Their writing-illustrating partnership has already out-lasted many long-term marriages.
But Benalto artist David More and Leacock-Award winning humourist Eric Nicol are giving it another go, with Nicol’s latest book, Script Tease, a Wordsmith’s Waxing on Life and Writing again featuring More’s irreverent drawings.
More admitted he’s somewhat concerned about the future of such joint-projects, since Nicol is now a 90-year-old who lives in a care facility in Vancouver.
But while some of his abilities might be waning, Nicol’s writing is still as sharp and witty as ever, said More, who’s been illustrating the former Vancouver Province columnist’s books since publisher Mel Hurtig put them together in 1977.
The two previously partnered on six books, including the highly successful satire The Joy of Hockey, and writings about golf, football and tennis. One of their popular ventures was The U.S. or Us, What’s the Difference, Eh?
Script Tease leaves the sports field and politics to concentrate on short stories from all areas of Nicol’s life.
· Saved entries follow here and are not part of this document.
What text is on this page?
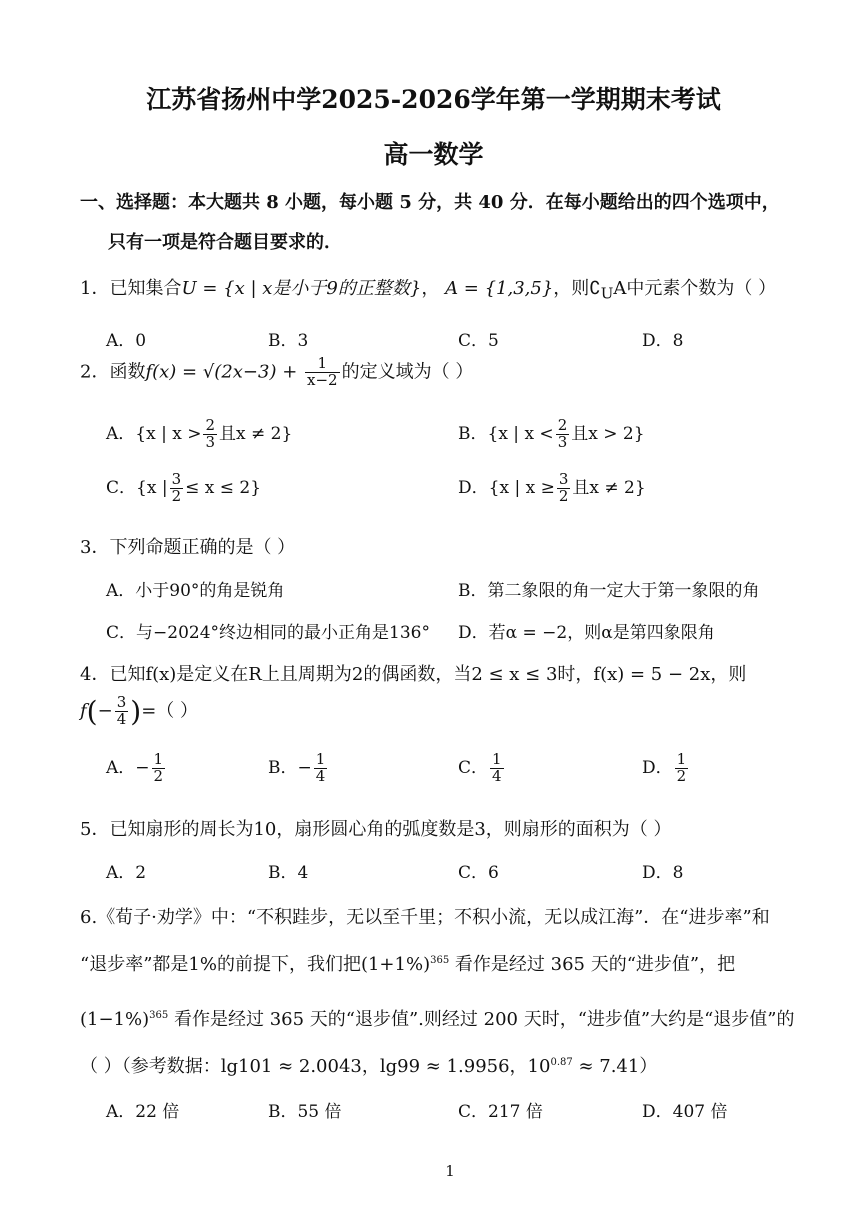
江苏省扬州中学2025-2026学年第一学期期末考试
高一数学
一、选择题：本大题共 8 小题，每小题 5 分，共 40 分．在每小题给出的四个选项中，
只有一项是符合题目要求的．
1．已知集合U = {x | x是小于9的正整数}， A = {1,3,5}，则$∁_UA$中元素个数为（ ）
A．0	B．3	C．5	D．8
2．函数$f(x) = √(2x-3) + \frac{1}{x-2}$ 的定义域为（ ）
A．{x | $x > \frac{2}{3}$ 且x ≠ 2}	B．{x | $x < \frac{2}{3}$ 且x > 2}
C．{x | $\frac{3}{2} \le x \le 2$}	D．{x | $x \ge \frac{3}{2}$ 且x ≠ 2}
3．下列命题正确的是（ ）
A．小于90°的角是锐角	B．第二象限的角一定大于第一象限的角
C．与−2024°终边相同的最小正角是136° D．若α = −2，则α是第四象限角
4．已知f(x)是定义在R上且周期为2的偶函数，当2 ≤ x ≤ 3时，f(x) = 5 − 2x，则
$f(- \frac{3}{4}$ )=（ ）
A．− $\frac{1}{2}$	B．− $\frac{1}{4}$	C． $\frac{1}{4}$	D． $\frac{1}{2}$
5．已知扇形的周长为10，扇形圆心角的弧度数是3，则扇形的面积为（ ）
A．2	B．4	C．6	D．8
6.《荀子·劝学》中：“不积跬步，无以至千里；不积小流，无以成江海”．在“进步率”和
“退步率”都是1%的前提下，我们把$(1+1\%)^{365}$ 看作是经过 365 天的“进步值”，把
$(1-1\%)^{365}$ 看作是经过 365 天的“退步值”.则经过 200 天时，“进步值”大约是“退步值”的
（ ）（参考数据：lg101 ≈ 2.0043，lg99 ≈ 1.9956，$10^{0.87} \approx 7.41$）
A．22 倍	B．55 倍	C．217 倍	D．407 倍
1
More said one of the more humourous tales centres on Nicol’s request to have one-way mirrored glass installed in his bathroom window. It turned out the installers placed it backwards, so Nicol couldn’t look out, but the whole neighbourhood could look in.
The cover illustration was done at Nicol’s request. “When I asked Eric how he wanted to be portrayed . . . he said, ‘Sitting on a stool, with a sheaf of papers in my hands, wearing a bowler hat, in the nude.”
The bowler hat was later revised to a red toque and scarf after Nicol realized he didn’t own a bowler.
What More most enjoys about Nicol is “he’s fantastically easy to work with.”
After collaborating on so many book projects, More asked the august writer why he keeps using his drawings when there are so many illustrators to choose from. “He said, ‘David, I think we make a good team’ . . . It brought tears to my eyes,” More admitted.
The artist will sign copies of the $19.95 book on Saturday (June 5) from 1-4 p.m. at the Chapters in Red Deer.
Anyone interested in having a closer look at how he does the drawings can survey More’s metre-high original cover image, which was shrunk down considerably for the book published by Dundurn Press.